Islamabad: The Karachi Stock Exchange's KSE-100 index has recorded its highest return since 2003, culminating in an 89.2% increase for the fiscal year 2024, amounting to 94.4% in US dollar terms. This exceptional performance is attributed primarily to capital appreciation, complemented by robust dividend payouts. The index’s strong showing comes amid a backdrop of stringent fiscal and monetary policies, successful external payment strategies, and a smooth governmental transition.
According to AKD Securities Limited, the KSE-100’s success was significantly supported by sectors like Power Generation and Banks, which not only led the bull run but also showed impressive annual returns. The Power sector topped the performance charts with a 119% return, followed by Banks at 115%, and Exploration and Production (E and Ps) and Fertilizers at 73% and 65%, respectively.
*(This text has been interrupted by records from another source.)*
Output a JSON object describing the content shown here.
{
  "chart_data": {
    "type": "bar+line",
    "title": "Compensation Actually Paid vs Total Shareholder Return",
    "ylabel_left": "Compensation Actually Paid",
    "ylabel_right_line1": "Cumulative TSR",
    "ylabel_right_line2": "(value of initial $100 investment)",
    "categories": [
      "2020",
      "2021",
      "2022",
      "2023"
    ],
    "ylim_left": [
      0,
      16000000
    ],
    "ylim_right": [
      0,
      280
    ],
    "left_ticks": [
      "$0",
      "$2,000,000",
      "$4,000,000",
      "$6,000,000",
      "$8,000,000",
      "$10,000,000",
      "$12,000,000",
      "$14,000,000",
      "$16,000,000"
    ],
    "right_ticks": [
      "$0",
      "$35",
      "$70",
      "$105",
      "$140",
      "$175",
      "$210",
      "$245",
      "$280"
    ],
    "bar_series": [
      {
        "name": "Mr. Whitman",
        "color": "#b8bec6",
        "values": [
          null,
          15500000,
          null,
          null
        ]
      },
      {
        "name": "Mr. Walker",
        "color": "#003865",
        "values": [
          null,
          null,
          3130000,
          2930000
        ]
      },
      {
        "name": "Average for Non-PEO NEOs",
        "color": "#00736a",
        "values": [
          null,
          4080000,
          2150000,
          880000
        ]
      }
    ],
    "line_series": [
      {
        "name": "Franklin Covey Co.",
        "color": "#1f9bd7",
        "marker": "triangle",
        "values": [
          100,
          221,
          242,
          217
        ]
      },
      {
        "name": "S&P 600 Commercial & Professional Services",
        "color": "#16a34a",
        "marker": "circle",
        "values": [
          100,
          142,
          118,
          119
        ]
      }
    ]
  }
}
On the flip side, the Technology sector had a slight negative impact on the index, particularly due to underperformance by TRG.
Foreign investor confidence in Pakistan remains strong, with net purchases totaling US$140.8 million in FY24, marking the second consecutive year of net buying by foreigners. This trend is a significant reversal from previous years where foreign investment had declined. Local insurance and companies were also active buyers, purchasing US$162.0 million worth of stakes, despite a general trend of selling among other local participants.
The entry into a larger International Monetary Fund (IMF) program and the continuation of monetary easing are expected to further boost investor confidence. Equities are anticipated to remain attractive, with the KSE-100 trading at a forward P/E ratio of just 3.6x, indicating potential for further growth. AKD Securities highlights several sectors and companies as top picks for investment, suggesting a continued positive trajectory influenced by ongoing monetary easing and structural reforms.